Hess geht davon aus, dass von den ländlichen Gebieten in Somalia doch noch gut die Hälfte in den Händen der islamistischen Milizen ist. Trotzdem glaubt er, dass der vor einem Monat gewählte Präsident Mohamud und der diese Woche von ihm ernannte Premierminister, Abdi Farah Shirdon Saaid, großes Potential haben:

„Die neuen Wahlen, auch die Benennung des Prime-Ministers sind für mich Zeichen der Hoffnung: dass Korruption zu Ende geht und dass es in Somalia kompetente und wirklich überzeugte Menschen gibt, die für eine Stabilisierung eintreten. Das würde positiv unterstützt, wenn sich der Westen aus internen Angelegenheiten raushielte und dieser Regierung die Unterstützung gibt, die sie meiner Meinung nach auch verdient.“

So solle sich etwa die amerikanische Außenministerin Hillary Clinton in Zukunft mehr zurückhalten, meint Hess. Sie hatte dem somalischen Präsidenten Mohamud geraten, prinzipiell nicht mit Rebellen zu verhandeln.

Die EU will Somalia und Äthiopien derweil 30 Millionen Euro Soforthilfe zur Verfügung stellen.
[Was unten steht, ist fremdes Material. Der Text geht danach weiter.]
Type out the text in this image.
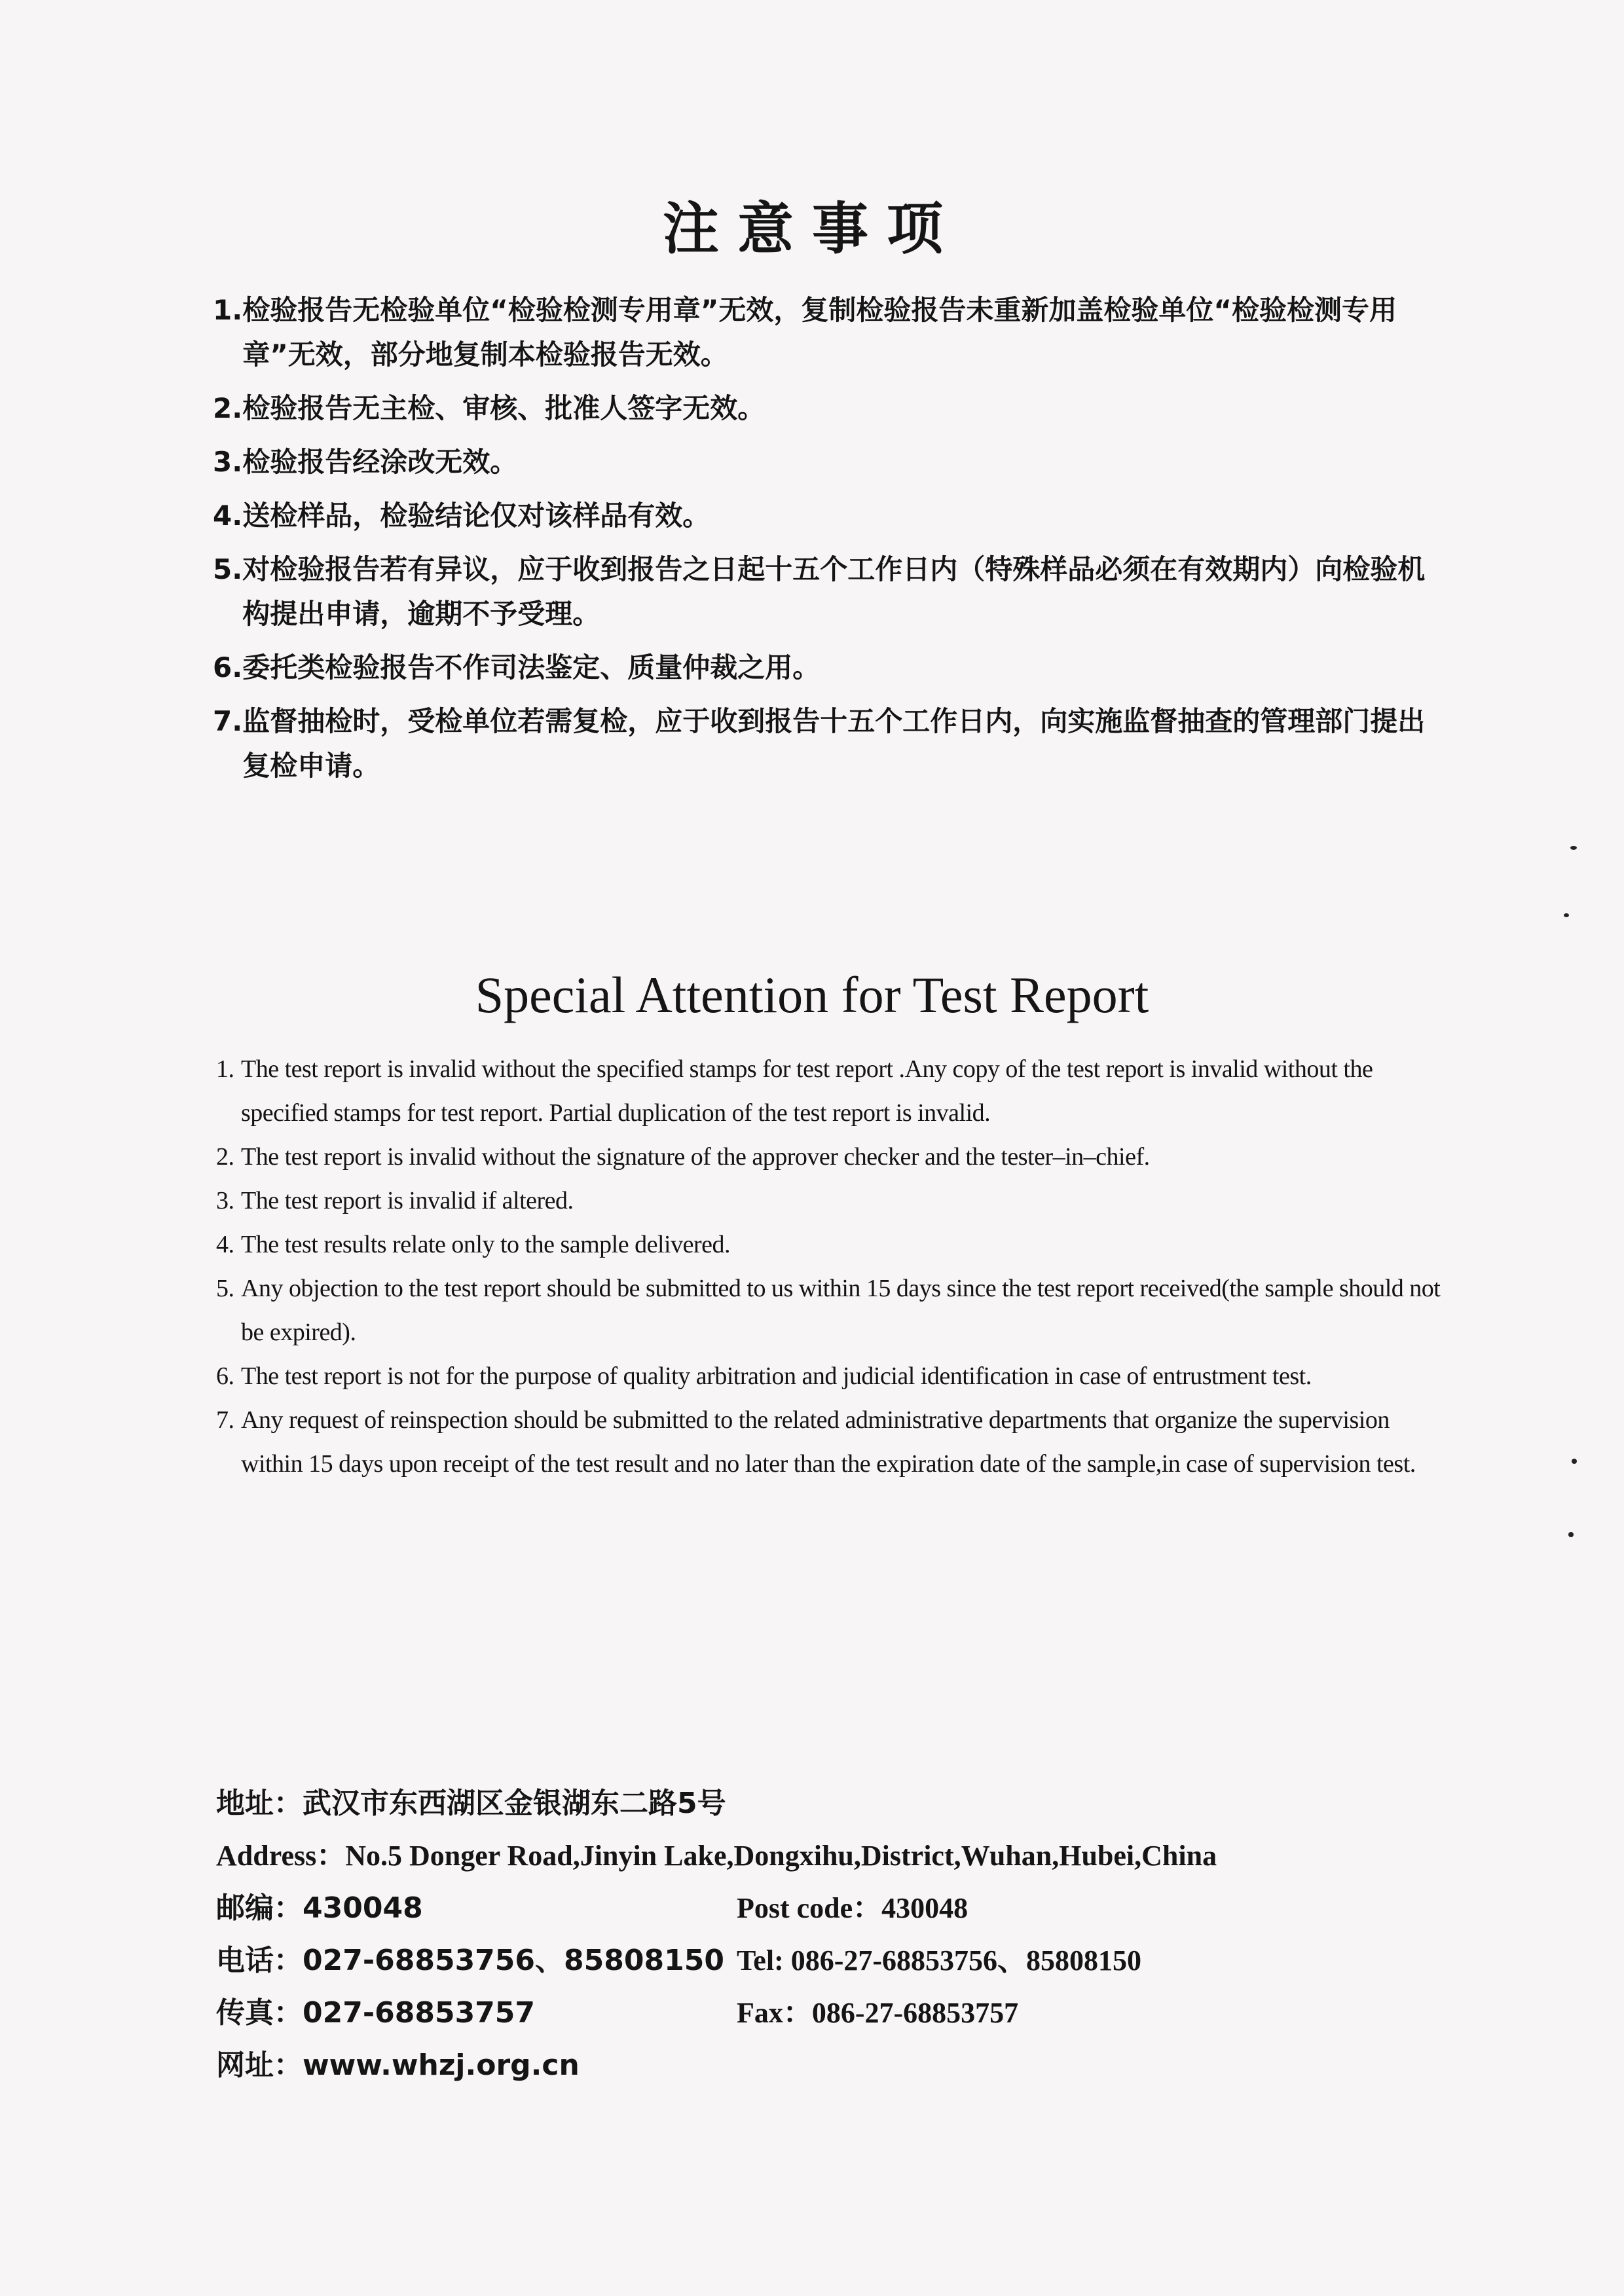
注意事项
1. 检验报告无检验单位“检验检测专用章”无效，复制检验报告未重新加盖检验单位“检验检测专用章”无效，部分地复制本检验报告无效。
2. 检验报告无主检、审核、批准人签字无效。
3. 检验报告经涂改无效。
4. 送检样品，检验结论仅对该样品有效。
5. 对检验报告若有异议，应于收到报告之日起十五个工作日内（特殊样品必须在有效期内）向检验机构提出申请，逾期不予受理。
6. 委托类检验报告不作司法鉴定、质量仲裁之用。
7. 监督抽检时，受检单位若需复检，应于收到报告十五个工作日内，向实施监督抽查的管理部门提出复检申请。
Special Attention for Test Report
1. The test report is invalid without the specified stamps for test report .Any copy of the test report is invalid without the specified stamps for test report. Partial duplication of the test report is invalid.
2. The test report is invalid without the signature of the approver checker and the tester–in–chief.
3. The test report is invalid if altered.
4. The test results relate only to the sample delivered.
5. Any objection to the test report should be submitted to us within 15 days since the test report received(the sample should not be expired).
6. The test report is not for the purpose of quality arbitration and judicial identification in case of entrustment test.
7. Any request of reinspection should be submitted to the related administrative departments that organize the supervision within 15 days upon receipt of the test result and no later than the expiration date of the sample,in case of supervision test.
地址：武汉市东西湖区金银湖东二路5号
Address：No.5 Donger Road,Jinyin Lake,Dongxihu,District,Wuhan,Hubei,China
邮编：430048	Post code：430048
电话：027-68853756、85808150 Tel: 086-27-68853756、85808150
传真：027-68853757	Fax：086-27-68853757
网址：www.whzj.org.cn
Wie die EU-Kommission am Donnerstag in Brüssel mitteilte, soll das Geld die Widerstandskraft verletzlicher Bevölkerungsgruppen gegen zukünftige Katastrophen stärken. Nur so könnten langfristige Lösungen für die chronischen Probleme am Horn von Afrika wie Dürregefahr und allgemein fragile Lebensgrundlagen gefunden werden. Im vergangenen Jahr war die Region am Horn von Afrika von der schwersten Dürrekatastrophe seit 60 Jahren heimgesucht worden; mehr als 13 Millionen Menschen in Kenia, Äthiopien, Dschibuti und Somalia waren betroffen.